Since years, the WWF co-founded and still strongly WWF promoted MSC standard for sustainable industrial fisheries has tried to get its certification scheme into practice in developing countries, with modest success so far. Now it seems they will gain ground in the pole and line fisheries on tuna, in Senegalese waters.
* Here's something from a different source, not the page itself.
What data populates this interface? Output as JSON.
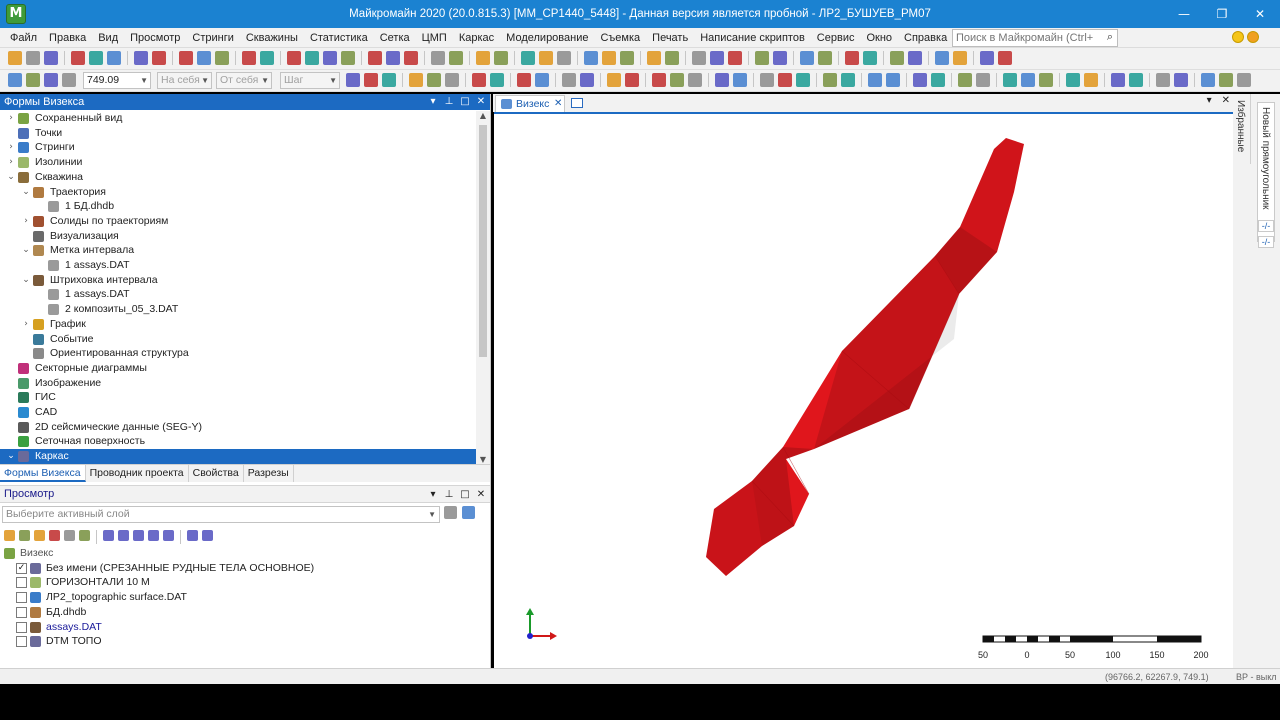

Driven by the industry from abroad – Senegalese fishermen let apart. But how independent is MSC really? The project aims at the certification of pole and line caught Skipjack (Katsuwonus pelamis), Yellowfin tuna (Thunnus albacares), and Bigeye tuna (Thunnus obesus), and is sponsored by some big guys in the industry, like Thai Union (Thailand), Princes Group (UK), and Asociación Atuneros Cañeros DAKAR TUNA (Spain), together with the Senegalese government, two Senegalese fishing companies, and WWF UK. To be noted: None of the Senegalese artisanal fishermen’s associations is on board.
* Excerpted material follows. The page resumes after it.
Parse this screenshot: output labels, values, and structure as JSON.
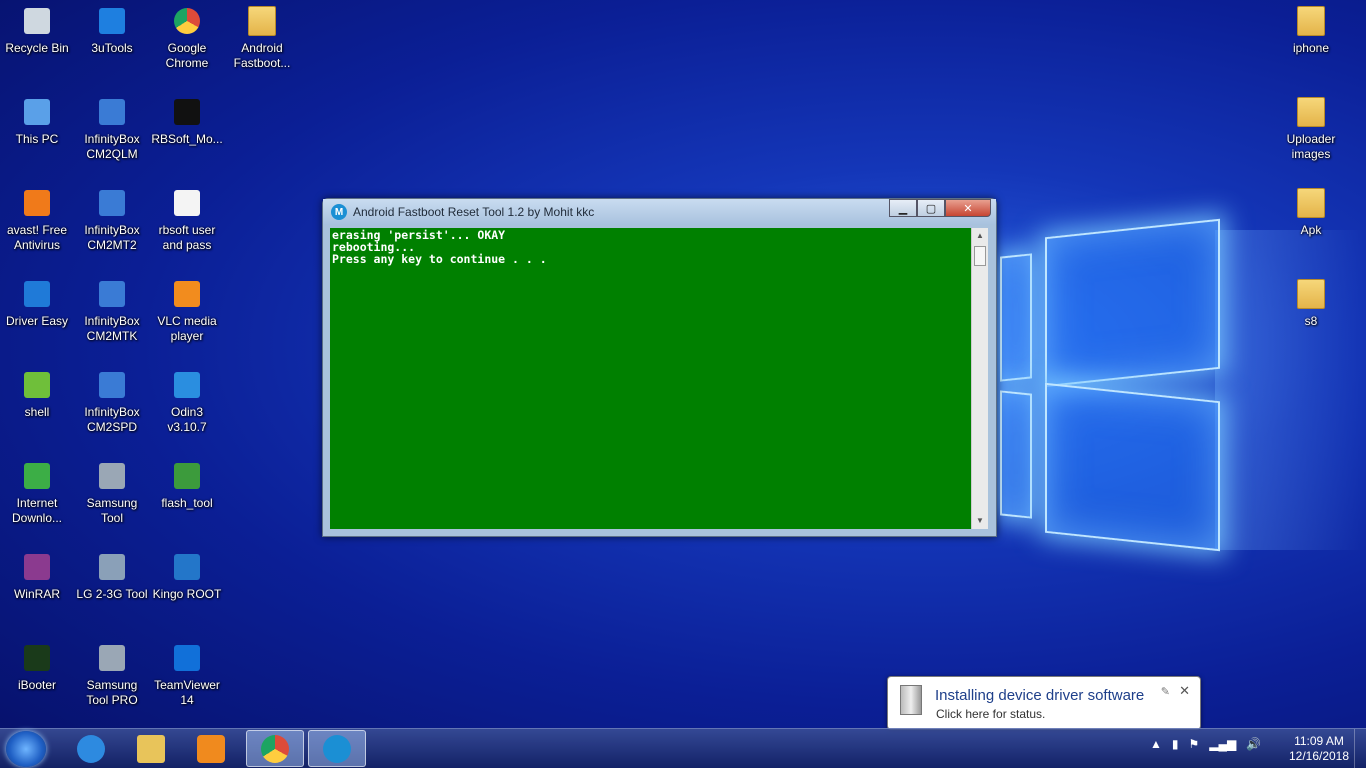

The once so rich Senegalese waters are overfished mainly because of the increasing demand from Asia and Europe, no matter whether the catch is carried out by foreign trawlers—sometimes reflagged as Senegalese by some trick—or by local pirogues. When local fishermen have no say in the MSC certification project, the local population will see only little of the catch, if ever. Thai Union is known to grab fish wherever and in whatever way they can, and the Princes Group has been exploiting tuna stocks in Mauritius for twenty years already to market the products elsewhere.